The Kentucky Supreme Court considered under the fortuity doctrine the extent of Ikerd's intent and control regarding its excavation and conversion of Peters' coal. Although it may not have been Ikerd's intent to mine Peters' coal specifically, Ikerd did intend to mine and sell the coal it extracted. Regardless of whether its trespass was willful or innocent, Ikerd intended to act.

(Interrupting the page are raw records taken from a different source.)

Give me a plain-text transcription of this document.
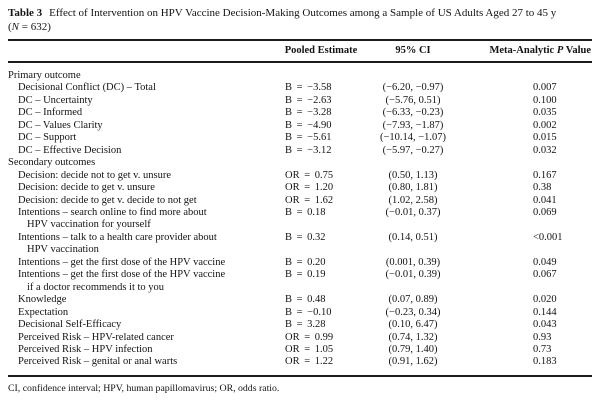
Table 3 Effect of Intervention on HPV Vaccine Decision-Making Outcomes among a Sample of US Adults Aged 27 to 45 y
(N = 632)
	Pooled Estimate	95% CI	Meta-Analytic P Value
Primary outcome			
Decisional Conflict (DC) – Total	B = −3.58	(−6.20, −0.97)	0.007
DC – Uncertainty	B = −2.63	(−5.76, 0.51)	0.100
DC – Informed	B = −3.28	(−6.33, −0.23)	0.035
DC – Values Clarity	B = −4.90	(−7.93, −1.87)	0.002
DC – Support	B = −5.61	(−10.14, −1.07)	0.015
DC – Effective Decision	B = −3.12	(−5.97, −0.27)	0.032
Secondary outcomes			
Decision: decide not to get v. unsure	OR = 0.75	(0.50, 1.13)	0.167
Decision: decide to get v. unsure	OR = 1.20	(0.80, 1.81)	0.38
Decision: decide to get v. decide to not get	OR = 1.62	(1.02, 2.58)	0.041
Intentions – search online to find more about
HPV vaccination for yourself	B = 0.18	(−0.01, 0.37)	0.069
Intentions – talk to a health care provider about
HPV vaccination	B = 0.32	(0.14, 0.51)	<0.001
Intentions – get the first dose of the HPV vaccine	B = 0.20	(0.001, 0.39)	0.049
Intentions – get the first dose of the HPV vaccine
if a doctor recommends it to you	B = 0.19	(−0.01, 0.39)	0.067
Knowledge	B = 0.48	(0.07, 0.89)	0.020
Expectation	B = −0.10	(−0.23, 0.34)	0.144
Decisional Self-Efficacy	B = 3.28	(0.10, 6.47)	0.043
Perceived Risk – HPV-related cancer	OR = 0.99	(0.74, 1.32)	0.93
Perceived Risk – HPV infection	OR = 1.05	(0.79, 1.40)	0.73
Perceived Risk – genital or anal warts	OR = 1.22	(0.91, 1.62)	0.183
CI, confidence interval; HPV, human papillomavirus; OR, odds ratio.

Further, Ikerd had complete control over its employees and any subcontractors who extracted the coal from Peters' property. Ikerd directed its employees to excavate coal from Peters' property for several months. Therefore, because the actions taken by Ikerd, which led to property damage, were entirely under its control, and Ikerd fully intended to execute the excavation plan as it did, the resulting damage was not an accident. Accordingly, there was no coverage under the policy. The Court of Appeals' decision was reversed.